Pingo

Fechou os olhos e conseguiu se ver novamente em pé sobre a poltrona, apoiado na janela, olhando o movimento lá embaixo. Parece monótono? Já fôra até pior. Antes, ficava sentado no canto da sala, às vezes na cozinha, durante horas, mirando as paredes. Decorou a posição de todos os quadros. Um, retratava uma coisa com esferas, pessoas nas janelas da coisa pareciam se divertir muito. Pessoas riem quando se diverte....

Está certo que quando chegou não sabia nada de nada. Nem o que era janela. Mas depois de um tempo, descobriu que as aberturas na parede eram as tais janelas, e aprendeu até mesmo seu significado: Janelas são meios que se tem de viver o que não podemos viver onde estamos. Parece triste? Quando se está preso, realmente é assim que sentimos.

Mas nem tudo era tédio: Aprendeu tanta coisa. Que existe gente de verdade, que podiam ser tocadas e gente de mentira, que aparecia e desaparecia em uma coisa chamada televisão. Quantas vezes ansiou por saber como fazê-las aparecer nas longas horas quando as pessoas de verdade não estavam. Restava apenas a estrada que ligava a cozinha à sala, e de lá para cá, horas sem fim, com paradas regulares para um soninho.

Mas as novidades são trazidas pelo tempo, dia que sucede em noite que sucede em dia, e uma manhã, descobriu que subindo na poltrona, alcançava a janela. O mundo se transformou. Conseguiu entender muito do que se passa lá fora. Árvores, ruas, prédios, carros, gente dentro dos carros. Aprendeu nomes, entendeu o sol, entendeu a chuva, entendeu as nuvens, até compreendeu como elas chegam e se tornam densas antes de chorarem copiosamente sobre tudo.

Durante muito tempo aquele mundo novo era toda a sua alegria. Esquecia de comer, esquecia de dormir, já não corria da sala para a cozinha, entediado.

Mas...

Tudo que se repete, enjoa.

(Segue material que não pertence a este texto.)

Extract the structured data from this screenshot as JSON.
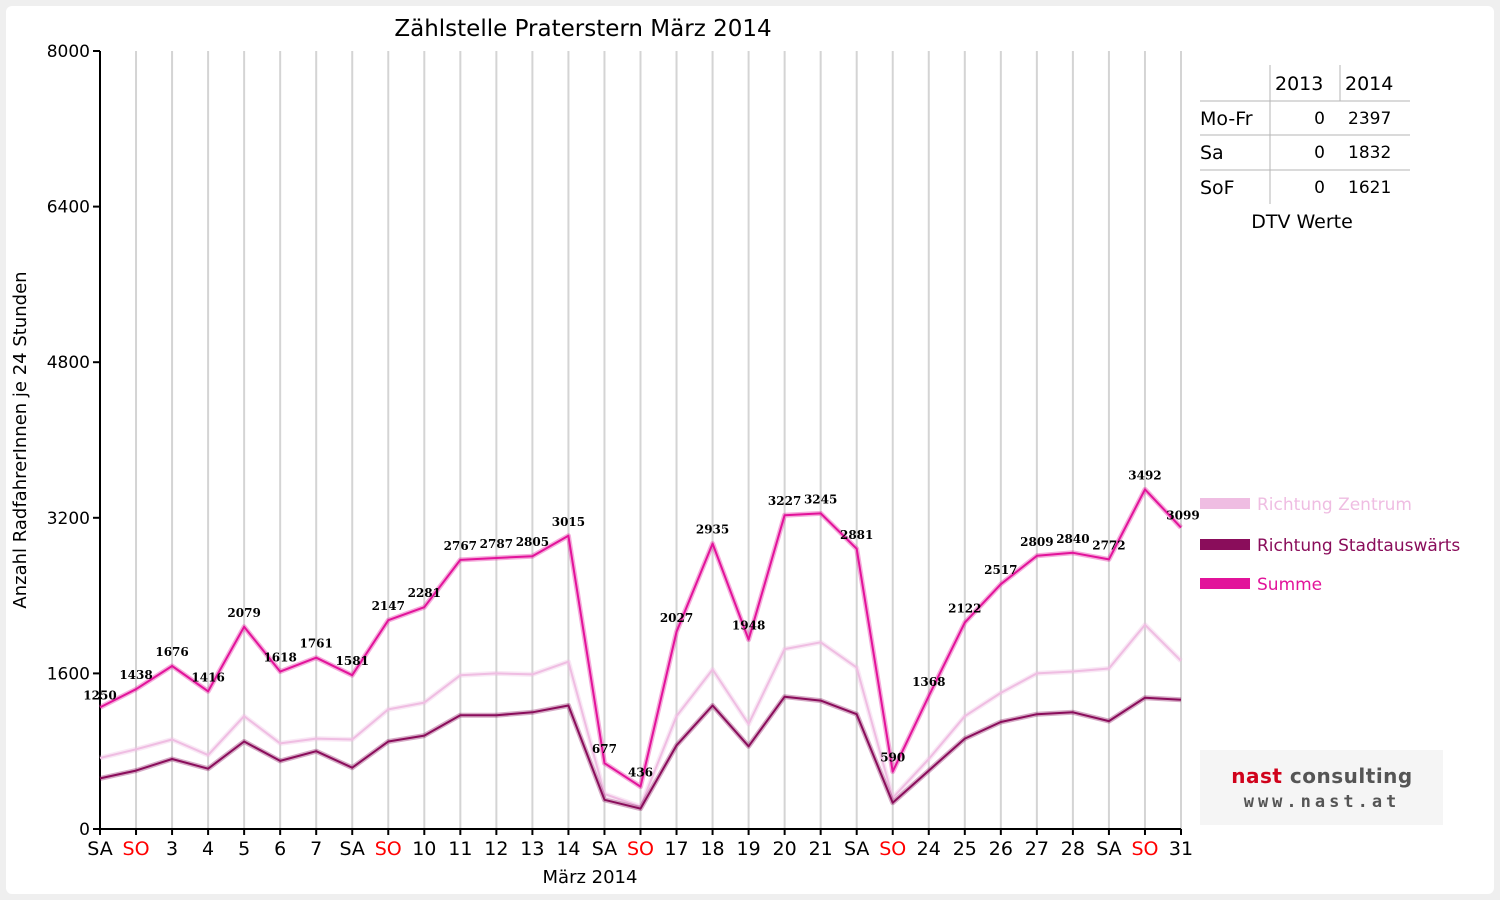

Acostumamos e não damos mais valor algum. Lá vem um carro, agora outro... Mais um. Vai chover? Não, ventou e espalhou as nuvens. Sol novamente. As folhas estão caindo, e balançam, balançam, balançam... Um bocejo, mais um bocejo...Ainda outro...

Parecia que essa seria toda a sua existência. Um dia, pararia de se mover, não teria mais a consciência do em torno, de si próprio, de mais nada... Assim como uma máquina que desliga. Viver é sentir tudo que se pode no breve tempo do funcionamento da máquina e o grande paradoxo é que embora pareça longo, esse tempo é muito, muito curto.

Mas a vida pode mudar assim em um estalo. E muda mesmo! Por isso devemos sempre ficar atentos. Você, por exemplo... Está atento que neste exato momento, pode estar acontecendo algo que se bem aproveitado, pode mudar sua vida para sempre?

Um dia amanheceu com tosse, uma estranha tosse que fez com que uma das pessoas da casa se preocupasse a ponto de levá-lo a uma consulta. Já tinha passado por isso algumas vezes, era sempre a mesma coisa. Alguém o levava até uma loja perto de casa, esperava, era apalpado e logo, voltava para casa. Sabia como era, memorizara cada movimento. A hora de sair de casa, contido pelo seu carcereiro, atravessar a rua, quando os carros paravam, a breve caminhada, a entrada na loja, e o momento que por alguns minutos ficava solto de suas amarras. Mentiria se dissesse que pensou antes, planejou a ação, afinal, tempo teve, não teve foi a idéia. Não... Foi um impulso mesmo, assim, do nada. Ao se ver livre, correu na direção da porta, surdo aos gritos de pega, pega... Atravessou sem olhar a pista contrária àquela que tinha atravessado antes, e outra, e outra, e outra... Correu muito, como se a estrada da cozinha para a sala tivesse se multiplicado por mil, dois mil, três mil... Parou muito tempo depois, morto de sede. Deparou-se com uma rua diferente, onde corria água em lugar de carros, parecido com a paisagem de um dos quadros na parede da casa, não foi difícil se fartar, antes de voltar a correr, agora, bem menos afoito e muito mais feliz. Pela primeira vez desde que nascera exercendo realmente sua verdadeira natureza: A de vira-lata!